Największe miasto Lazurowego Wybrzeża – Nicea – położona jest na wąskiej przestrzeni między stromymi wzgórzami a długą na 7 km plażą nad Baie des Anges. Właśnie tutaj wylądowałem 6 grudnia po locie na którego początku były mocne turbulencje z uwagi na silne opady śniegu w Berlinie.
Z lotniska do centrum miasta można dostać się autobusem miejskim za około 2 Euro. Trzeba jednak dostać się na drugi terminal, co nie jest problemem z uwagi na darmowe shuttle busy. Miałem dokładną instrukcję gdzie wysiąść i jak iść, żeby trafić do mojego hotelu Comte De Nice w którym dwie noce kosztowały mnie 60 parę Euro. To dobra cena, jak na warunki, które są tutaj oferowane. Do samej plaży miałem 20 minut spaceru, co mi bardzo odpowiadało. Po zostawieniu bagażu od razu ruszyłem oglądać francuskie miasto.

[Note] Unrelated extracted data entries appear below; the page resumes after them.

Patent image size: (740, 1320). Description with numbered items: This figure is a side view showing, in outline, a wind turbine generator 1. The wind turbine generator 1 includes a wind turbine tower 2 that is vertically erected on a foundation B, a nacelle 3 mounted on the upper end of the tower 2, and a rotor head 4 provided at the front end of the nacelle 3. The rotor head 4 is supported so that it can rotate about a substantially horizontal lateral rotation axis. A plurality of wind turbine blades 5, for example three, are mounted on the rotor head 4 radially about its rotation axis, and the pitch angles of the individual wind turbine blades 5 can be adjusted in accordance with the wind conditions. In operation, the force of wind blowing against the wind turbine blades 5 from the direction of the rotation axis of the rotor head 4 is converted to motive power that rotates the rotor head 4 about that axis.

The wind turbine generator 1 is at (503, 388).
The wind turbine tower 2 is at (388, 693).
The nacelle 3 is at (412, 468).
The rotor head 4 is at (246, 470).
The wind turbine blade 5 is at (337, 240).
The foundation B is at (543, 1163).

Tak jak większość turystów pierwsze kroki kieruje w Nicei nad brzeg Baie des Anges (Zatoki Aniołów). Obok długiej, piaszczystej plaży można spacerować deptakiem wzdłuż arterii niemal bez przerwy zatłoczonej samochodami. Ten nadmorski bulwar to Promenade des Anglais (promenada Anglików). Później poszedłem na wzgórze zamkowe, oddzielające stare miasto od dzielnicy portowej, gdzie można wejść z dwóch stron. Podejście stromymi serpentynami rue Jouan Nicolas wiedzie wprost pod stary cmentarz, zajmujący północną część wzniesienia. Warto wspiąć się w okolice najwyższego punktu wzgórza – od strony starego miasta znajduje się taras widokowy, skąd pięknie prezentują się dachy najstarszej części Nicei z licznymi wieżami kościołów i kolorową kopułą katedry, a także długa linia plaży i Promenade des Anglais.
Świąteczny nastrój widać również w ciepłej Nicei.
Piękne zachody słońca nad Morzem Śródziemnym.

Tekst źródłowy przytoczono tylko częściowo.